Overslaan en naar de inhoud gaan
Vijver in de natuur
Kering en Delta wandelen naar Scherpenheuvel

Op bedevaart naar Scherpenheuvel

In 2018 ondernamen afdelingen Kering en Delta samen met patiënten een voettocht van 47 km naar Scherpenheuvel. Wat eerst onmogelijk leek, werd een hartverwarmend en onvergetelijk project.

Je start met een idee, maar al snel is de roes voorbij. Het zou te waanzinnig zijn en zeker op een afdeling voor psychosezorg niet haalbaar. Toch besloten Kering en Delta een wandelclub op te richten. Niet dat iemand echt geloofde dat het zou lukken, maar het idee werd gesmaakt en er was enthousiasme alom. De wandelclub kreeg de naam ‘Van ’t padje’. Wat vanaf dan ontstond, was hartverwarmend. Patiënten en medewerkers beslisten samen welke wandelweg te nemen, welke voorbereiding nodig was, welke lichamelijke training ze moesten doen, … Zij die niet mee wilden stappen, leverden ook graag hun bijdrage.

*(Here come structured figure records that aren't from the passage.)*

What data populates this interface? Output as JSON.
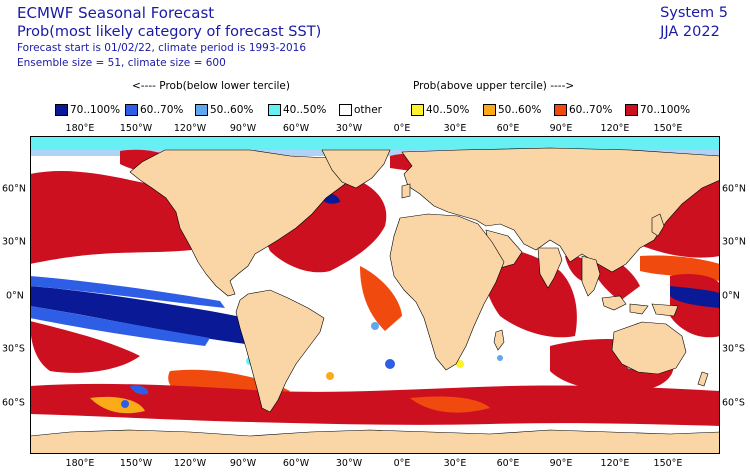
{
  "header": {
    "title": "ECMWF Seasonal Forecast",
    "subtitle": "Prob(most likely category of forecast SST)",
    "forecast_info": "Forecast start is 01/02/22, climate period is 1993-2016",
    "ensemble_info": "Ensemble size = 51, climate size = 600",
    "system": "System 5",
    "season": "JJA 2022"
  },
  "legend": {
    "below_heading": "<---- Prob(below lower tercile)",
    "above_heading": "Prob(above upper tercile) ---->",
    "items": [
      {
        "label": "70..100%",
        "color": "#0a1a96"
      },
      {
        "label": "60..70%",
        "color": "#2f5ee6"
      },
      {
        "label": "50..60%",
        "color": "#5fa8ef"
      },
      {
        "label": "40..50%",
        "color": "#66f0f4"
      },
      {
        "label": "other",
        "color": "#ffffff"
      },
      {
        "label": "40..50%",
        "color": "#fff12a"
      },
      {
        "label": "50..60%",
        "color": "#fbaa1a"
      },
      {
        "label": "60..70%",
        "color": "#f04a0f"
      },
      {
        "label": "70..100%",
        "color": "#cc1020"
      }
    ]
  },
  "colors": {
    "land": "#fad5a5",
    "coast": "#000000"
  },
  "axes": {
    "lon_labels": [
      "180°E",
      "150°W",
      "120°W",
      "90°W",
      "60°W",
      "30°W",
      "0°E",
      "30°E",
      "60°E",
      "90°E",
      "120°E",
      "150°E"
    ],
    "lat_labels": [
      "60°N",
      "30°N",
      "0°N",
      "30°S",
      "60°S"
    ]
  }
}
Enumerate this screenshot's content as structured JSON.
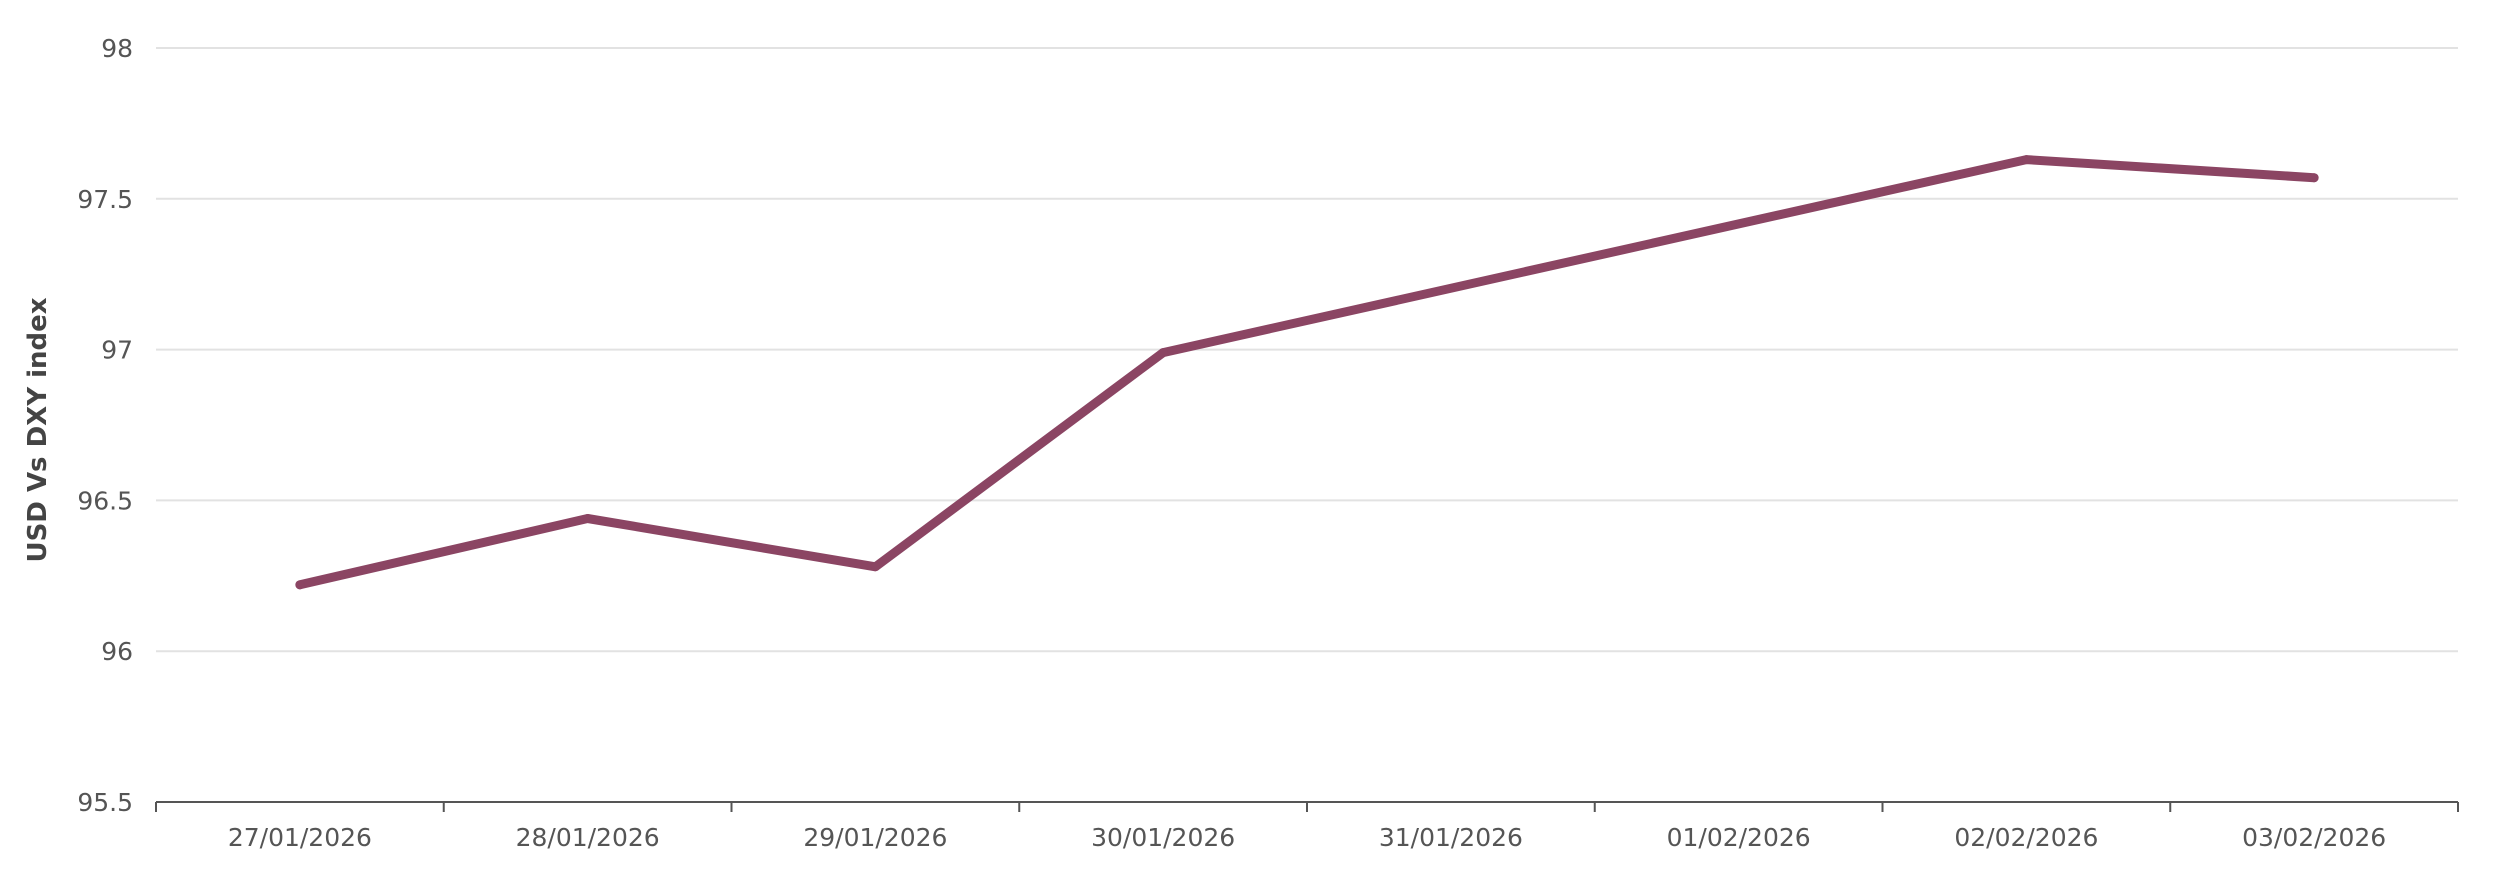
{
  "chart_data": {
    "type": "line",
    "title": "",
    "xlabel": "",
    "ylabel": "USD Vs DXY index",
    "categories": [
      "27/01/2026",
      "28/01/2026",
      "29/01/2026",
      "30/01/2026",
      "31/01/2026",
      "01/02/2026",
      "02/02/2026",
      "03/02/2026"
    ],
    "y_ticks": [
      "95.5",
      "96",
      "96.5",
      "97",
      "97.5",
      "98"
    ],
    "ylim": [
      95.5,
      98
    ],
    "grid": true,
    "legend": "none",
    "series": [
      {
        "color": "#8b4563",
        "points": [
          {
            "x": "27/01/2026",
            "y": 96.22
          },
          {
            "x": "28/01/2026",
            "y": 96.44
          },
          {
            "x": "29/01/2026",
            "y": 96.28
          },
          {
            "x": "30/01/2026",
            "y": 96.99
          },
          {
            "x": "02/02/2026",
            "y": 97.63
          },
          {
            "x": "03/02/2026",
            "y": 97.57
          }
        ]
      }
    ]
  }
}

Weken op voorhand maakten ze samen oefenwandelingen, vulden EHBO-kisten aan, wasten hun sokken nog eens goed, wisselden schoenen uit, raadpleegden wandelkaarten en ontwierpen T-shirts en een vlag. De dag voordien smeerden ze broodjes en bakten wraps voor de bevoorrading. Uiteindelijk vertrokken ze op woensdagavond 30 mei 2018 om 23:00 uur. Na een lange nacht en een tocht van meer dan 14 uur bereikten ze de volgende dag om 14:00 uur de basiliek. In totaal namen 23 mensen deel. Sommigen wandelden 48 km, anderen 28 km en de laatste groep sloot aan en wandelde de laatste 18 km mee.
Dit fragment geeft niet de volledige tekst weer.